Argonne National Laboratory

Failure Prediction for HPC Systems and Applications: Current Situation and Open Issues

TitleFailure Prediction for HPC Systems and Applications: Current Situation and Open Issues
Publication TypeJournal Article
Year of Publication2013
AuthorsGainaru, A, Cappello, F, Snir, M, Kramer, W
JournalInternational Journal of High Performance Computing Applications
Date Published07/2013
Other NumbersANL/MCS-P5001-0813

As large-scale systems evolve towards post-petascale computing, it is crucial to focus on providing fault-tolerance strategies that aim to minimize fault’s effects on applications.
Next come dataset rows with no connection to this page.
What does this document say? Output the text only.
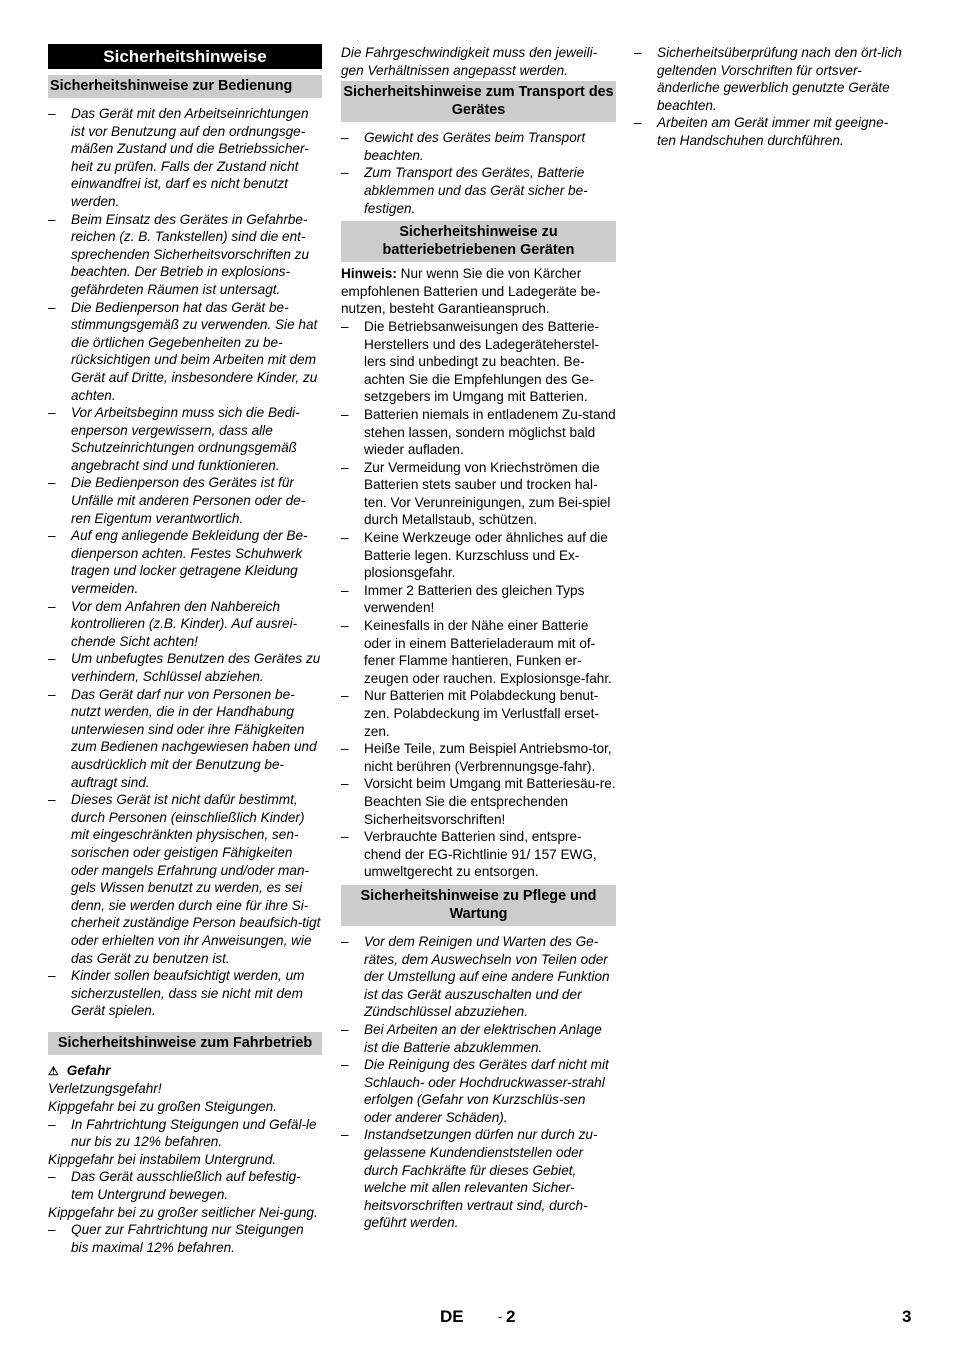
Sicherheitshinweise
Sicherheitshinweise zur Bedienung
– Das Gerät mit den Arbeitseinrichtungen ist vor Benutzung auf den ordnungsge-mäßen Zustand und die Betriebssicher-heit zu prüfen. Falls der Zustand nicht einwandfrei ist, darf es nicht benutzt werden.
– Beim Einsatz des Gerätes in Gefahrbe-reichen (z. B. Tankstellen) sind die ent-sprechenden Sicherheitsvorschriften zu beachten. Der Betrieb in explosions-gefährdeten Räumen ist untersagt.
– Die Bedienperson hat das Gerät be-stimmungsgemäß zu verwenden. Sie hat die örtlichen Gegebenheiten zu be-rücksichtigen und beim Arbeiten mit dem Gerät auf Dritte, insbesondere Kinder, zu achten.
– Vor Arbeitsbeginn muss sich die Bedi-enperson vergewissern, dass alle Schutzeinrichtungen ordnungsgemäß angebracht sind und funktionieren.
– Die Bedienperson des Gerätes ist für Unfälle mit anderen Personen oder de-ren Eigentum verantwortlich.
– Auf eng anliegende Bekleidung der Be-dienperson achten. Festes Schuhwerk tragen und locker getragene Kleidung vermeiden.
– Vor dem Anfahren den Nahbereich kontrollieren (z.B. Kinder). Auf ausrei-chende Sicht achten!
– Um unbefugtes Benutzen des Gerätes zu verhindern, Schlüssel abziehen.
– Das Gerät darf nur von Personen be-nutzt werden, die in der Handhabung unterwiesen sind oder ihre Fähigkeiten zum Bedienen nachgewiesen haben und ausdrücklich mit der Benutzung be-auftragt sind.
– Dieses Gerät ist nicht dafür bestimmt, durch Personen (einschließlich Kinder) mit eingeschränkten physischen, sen-sorischen oder geistigen Fähigkeiten oder mangels Erfahrung und/oder man-gels Wissen benutzt zu werden, es sei denn, sie werden durch eine für ihre Si-cherheit zuständige Person beaufsich-tigt oder erhielten von ihr Anweisungen, wie das Gerät zu benutzen ist.
– Kinder sollen beaufsichtigt werden, um sicherzustellen, dass sie nicht mit dem Gerät spielen.
Sicherheitshinweise zum Fahrbetrieb
⚠ Gefahr

Verletzungsgefahr!

Kippgefahr bei zu großen Steigungen.

– In Fahrtrichtung Steigungen und Gefäl-le nur bis zu 12% befahren.

Kippgefahr bei instabilem Untergrund.

– Das Gerät ausschließlich auf befestig-tem Untergrund bewegen.

Kippgefahr bei zu großer seitlicher Nei-gung.

– Quer zur Fahrtrichtung nur Steigungen bis maximal 12% befahren.

Die Fahrgeschwindigkeit muss den jeweili-gen Verhältnissen angepasst werden.

Sicherheitshinweise zum Transport des Gerätes
– Gewicht des Gerätes beim Transport beachten.
– Zum Transport des Gerätes, Batterie abklemmen und das Gerät sicher be-festigen.
Sicherheitshinweise zu batteriebetriebenen Geräten

Hinweis: Nur wenn Sie die von Kärcher empfohlenen Batterien und Ladegeräte be-nutzen, besteht Garantieanspruch.

– Die Betriebsanweisungen des Batterie-Herstellers und des Ladegeräteherstel-lers sind unbedingt zu beachten. Be-achten Sie die Empfehlungen des Ge-setzgebers im Umgang mit Batterien.
– Batterien niemals in entladenem Zu-stand stehen lassen, sondern möglichst bald wieder aufladen.
– Zur Vermeidung von Kriechströmen die Batterien stets sauber und trocken hal-ten. Vor Verunreinigungen, zum Bei-spiel durch Metallstaub, schützen.
– Keine Werkzeuge oder ähnliches auf die Batterie legen. Kurzschluss und Ex-plosionsgefahr.
– Immer 2 Batterien des gleichen Typs verwenden!
– Keinesfalls in der Nähe einer Batterie oder in einem Batterieladeraum mit of-fener Flamme hantieren, Funken er-zeugen oder rauchen. Explosionsge-fahr.
– Nur Batterien mit Polabdeckung benut-zen. Polabdeckung im Verlustfall erset-zen.
– Heiße Teile, zum Beispiel Antriebsmo-tor, nicht berühren (Verbrennungsge-fahr).
– Vorsicht beim Umgang mit Batteriesäu-re. Beachten Sie die entsprechenden Sicherheitsvorschriften!
– Verbrauchte Batterien sind, entspre-chend der EG-Richtlinie 91/ 157 EWG, umweltgerecht zu entsorgen.
Sicherheitshinweise zu Pflege und Wartung
– Vor dem Reinigen und Warten des Ge-rätes, dem Auswechseln von Teilen oder der Umstellung auf eine andere Funktion ist das Gerät auszuschalten und der Zündschlüssel abzuziehen.
– Bei Arbeiten an der elektrischen Anlage ist die Batterie abzuklemmen.
– Die Reinigung des Gerätes darf nicht mit Schlauch- oder Hochdruckwasser-strahl erfolgen (Gefahr von Kurzschlüs-sen oder anderer Schäden).
– Instandsetzungen dürfen nur durch zu-gelassene Kundendienststellen oder durch Fachkräfte für dieses Gebiet, welche mit allen relevanten Sicher-heitsvorschriften vertraut sind, durch-geführt werden.
– Sicherheitsüberprüfung nach den ört-lich geltenden Vorschriften für ortsver-änderliche gewerblich genutzte Geräte beachten.
– Arbeiten am Gerät immer mit geeigne-ten Handschuhen durchführen.
DE	- 2	3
By far the most popular technique is the checkpoint–restart strategy. A complement to this classical approach is failure avoidance, by which the occurrence of a fault is predicted and proactive measures are taken. This requires a reliable prediction system to anticipate failures and their locations. One way of offering prediction is by the analysis of system logs generated during production by large-scale systems. Current research in this field presents a number of limitations that make them unusable for running on real production high-performance computing (HPC) systems. Based on our observations that different failures have different distributions and behaviors, we propose a novel hybrid approach that combines signal analysis with data mining in order to overcome current limitations. We show that by analyzing each event according to its specific behavior, our prediction provides a precision of over 90% and its able to discover about 50% of all failures in a system, result which allows its integration in proactive fault tolerance protocols.